I do understand that not everyone appreciates the small moves of swapping out pitchers to face specific batters and how it can be frustrating to a casual fan. But back to the task at hand, how will this new rule help the Red Sox? Simple, if a new pitcher is brought in for a specific situation and it doesn’t go to plan, there isn’t a “break glass in case of emergency” backup. They now have to face the next two batters in the order. That’s where the Red Sox will strike and strike often.
Just think about it, it’s late in the game and the opposing manager brings in an arm that has a great track record against J.D. Martinez. J.D. gets a hit and now that pitcher has to stare down the barrel of the gun that is possibly Xander Bogaerts and Steve Pearce. Two guys that not only love to hit but hit with runners on base. All of a sudden that great gameplan is an ulcer-inducing nightmare for any manager.

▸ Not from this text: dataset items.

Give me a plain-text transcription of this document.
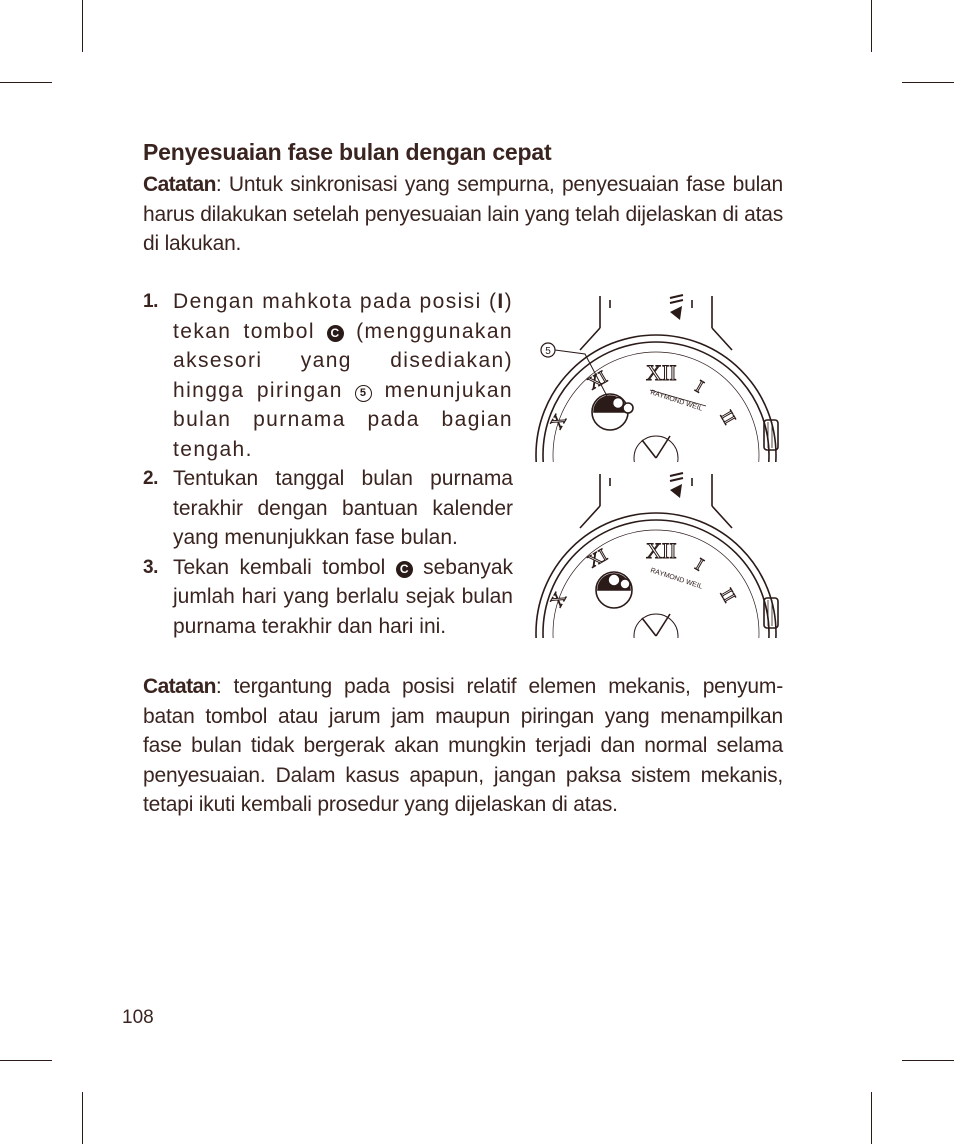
Penyesuaian fase bulan dengan cepat

Catatan: Untuk sinkronisasi yang sempurna, penyesuaian fase bulan harus dilakukan setelah penyesuaian lain yang telah dijelaskan di atas di lakukan.

1. Dengan mahkota pada posisi (I) tekan tombol C (menggunakan aksesori yang disediakan) hingga piringan 5 menunjukan bulan purnama pada bagian tengah.
2. Tentukan tanggal bulan purnama terakhir dengan bantuan kalender yang menunjukkan fase bulan.
3. Tekan kembali tombol C sebanyak jumlah hari yang berlalu sejak bulan purnama terakhir dan hari ini.
XII
I
II
XI
X
RAYMOND WEIL
5
XII
I
II
XI
X
RAYMOND WEIL

Catatan: tergantung pada posisi relatif elemen mekanis, penyum-batan tombol atau jarum jam maupun piringan yang menampilkan fase bulan tidak bergerak akan mungkin terjadi dan normal selama penyesuaian. Dalam kasus apapun, jangan paksa sistem mekanis, tetapi ikuti kembali prosedur yang dijelaskan di atas.

108
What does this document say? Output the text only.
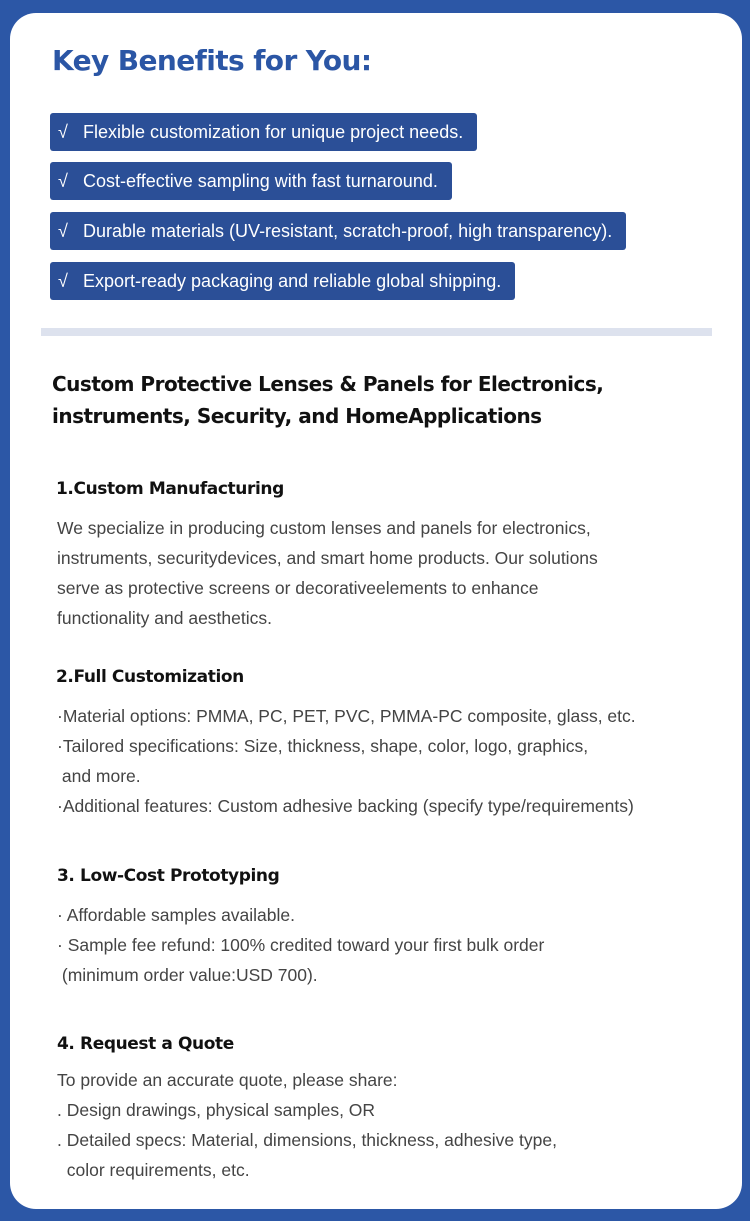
Key Benefits for You:
√ Flexible customization for unique project needs.
√ Cost-effective sampling with fast turnaround.
√ Durable materials (UV-resistant, scratch-proof, high transparency).
√ Export-ready packaging and reliable global shipping.
Custom Protective Lenses & Panels for Electronics,
instruments, Security, and HomeApplications
1.Custom Manufacturing

We specialize in producing custom lenses and panels for electronics,
instruments, securitydevices, and smart home products. Our solutions
serve as protective screens or decorativeelements to enhance
functionality and aesthetics.

2.Full Customization

·Material options: PMMA, PC, PET, PVC, PMMA-PC composite, glass, etc.
·Tailored specifications: Size, thickness, shape, color, logo, graphics,
and more.
·Additional features: Custom adhesive backing (specify type/requirements)

3. Low-Cost Prototyping

· Affordable samples available.
· Sample fee refund: 100% credited toward your first bulk order
(minimum order value:USD 700).

4. Request a Quote

To provide an accurate quote, please share:
. Design drawings, physical samples, OR
. Detailed specs: Material, dimensions, thickness, adhesive type,
color requirements, etc.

This lineup is one of the toughest outs in baseball. They did most of their damage with two strikes, just let that sink in. That should instantly be swinging momentum to the pitcher, but not against Boston. And don’t forget that this team doesn’t live or die with one single bat in particular. If Martinez is off then Bogey can step up. If Mookie Betts is having an off-night we could see Pearce crush the plate. It truly is a full squad of everyone that is there for the single cause of winning and stepping up when necessary.
The counter to this argument is that this very scenario could backfire against the Red Sox. But in all honesty, I don’t think it would very often. Alex Cora showed in 2018 that he is a manager that is great with strategy but he is also a bit of a creature of habit. More often than not he would stick with the same guys for the same portion of the game as opposed to bringing in a specific pitcher for a specific batter.

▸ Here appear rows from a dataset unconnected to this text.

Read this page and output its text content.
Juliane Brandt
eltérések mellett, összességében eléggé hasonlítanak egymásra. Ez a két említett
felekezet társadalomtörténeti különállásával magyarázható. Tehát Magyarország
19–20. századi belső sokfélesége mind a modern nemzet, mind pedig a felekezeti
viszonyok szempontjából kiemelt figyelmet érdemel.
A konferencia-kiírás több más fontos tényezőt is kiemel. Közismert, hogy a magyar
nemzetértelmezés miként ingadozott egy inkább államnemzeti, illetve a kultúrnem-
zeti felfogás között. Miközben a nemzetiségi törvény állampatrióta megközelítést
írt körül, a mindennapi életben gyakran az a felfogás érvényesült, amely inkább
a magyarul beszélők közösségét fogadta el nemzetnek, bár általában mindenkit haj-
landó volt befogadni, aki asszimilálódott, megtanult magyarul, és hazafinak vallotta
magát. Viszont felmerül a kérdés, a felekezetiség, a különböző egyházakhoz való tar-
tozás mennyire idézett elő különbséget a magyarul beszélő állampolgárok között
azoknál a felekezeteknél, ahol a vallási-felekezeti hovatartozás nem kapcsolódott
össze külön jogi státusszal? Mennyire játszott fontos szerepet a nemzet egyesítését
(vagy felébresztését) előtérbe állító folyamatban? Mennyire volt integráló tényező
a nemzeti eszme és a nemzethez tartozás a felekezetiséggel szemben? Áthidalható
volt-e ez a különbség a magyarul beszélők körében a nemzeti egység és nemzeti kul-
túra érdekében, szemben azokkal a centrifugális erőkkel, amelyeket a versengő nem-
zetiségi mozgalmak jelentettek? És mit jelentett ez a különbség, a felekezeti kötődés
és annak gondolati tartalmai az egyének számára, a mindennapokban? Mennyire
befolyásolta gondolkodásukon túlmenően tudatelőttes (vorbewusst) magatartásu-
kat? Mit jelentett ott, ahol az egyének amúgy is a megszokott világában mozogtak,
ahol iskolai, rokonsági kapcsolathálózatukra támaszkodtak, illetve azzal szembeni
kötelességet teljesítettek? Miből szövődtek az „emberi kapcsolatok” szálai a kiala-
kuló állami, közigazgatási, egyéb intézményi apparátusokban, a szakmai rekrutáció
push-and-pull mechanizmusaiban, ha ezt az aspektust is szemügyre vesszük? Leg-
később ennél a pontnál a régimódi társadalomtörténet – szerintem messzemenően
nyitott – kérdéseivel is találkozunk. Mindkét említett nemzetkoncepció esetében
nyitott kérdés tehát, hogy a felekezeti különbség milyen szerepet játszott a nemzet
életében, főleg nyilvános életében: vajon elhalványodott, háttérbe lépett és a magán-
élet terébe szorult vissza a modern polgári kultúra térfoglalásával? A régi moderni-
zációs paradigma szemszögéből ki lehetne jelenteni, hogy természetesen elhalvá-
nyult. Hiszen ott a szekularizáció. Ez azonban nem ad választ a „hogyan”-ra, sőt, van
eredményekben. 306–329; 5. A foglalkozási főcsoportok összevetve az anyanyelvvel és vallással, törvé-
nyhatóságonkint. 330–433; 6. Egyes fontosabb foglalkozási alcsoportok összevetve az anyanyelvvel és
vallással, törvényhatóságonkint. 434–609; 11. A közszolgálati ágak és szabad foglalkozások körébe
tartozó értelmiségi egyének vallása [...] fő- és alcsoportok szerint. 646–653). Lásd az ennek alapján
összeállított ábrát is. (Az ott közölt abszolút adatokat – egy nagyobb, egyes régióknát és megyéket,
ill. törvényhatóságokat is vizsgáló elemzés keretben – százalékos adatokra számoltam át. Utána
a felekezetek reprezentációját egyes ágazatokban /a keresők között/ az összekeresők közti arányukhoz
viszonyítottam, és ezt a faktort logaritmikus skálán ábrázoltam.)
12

Granted going into 2019 the weapons that Cora has to choose from are lacking after the departure of Joe Kelly and expected departure of Craig Kimbrel. But that doesn’t mean he has to change his methodology with how he runs his bullpen. He will most likely continue to use certain pitchers for specific innings. I imagine that Bobby Poyner or Heath Hembree will carry that 7th inning, Ryan Brasier as the setup man, and Matt Barnes as the closer. Wash, rinse, repeat. So I don’t see this new rule working against the Red Sox very often once it’s put into motion.
The new rules have been created to try and be a win-win for the fans and the league. Only time will tell if they truly are as beneficial as the league office believes. The Red Sox are sure to be one of the teams with the best chances to take the new rules and make them advantageous. We won’t know until the season kicks off but I can already picture Cora in his office preparing his chessboard.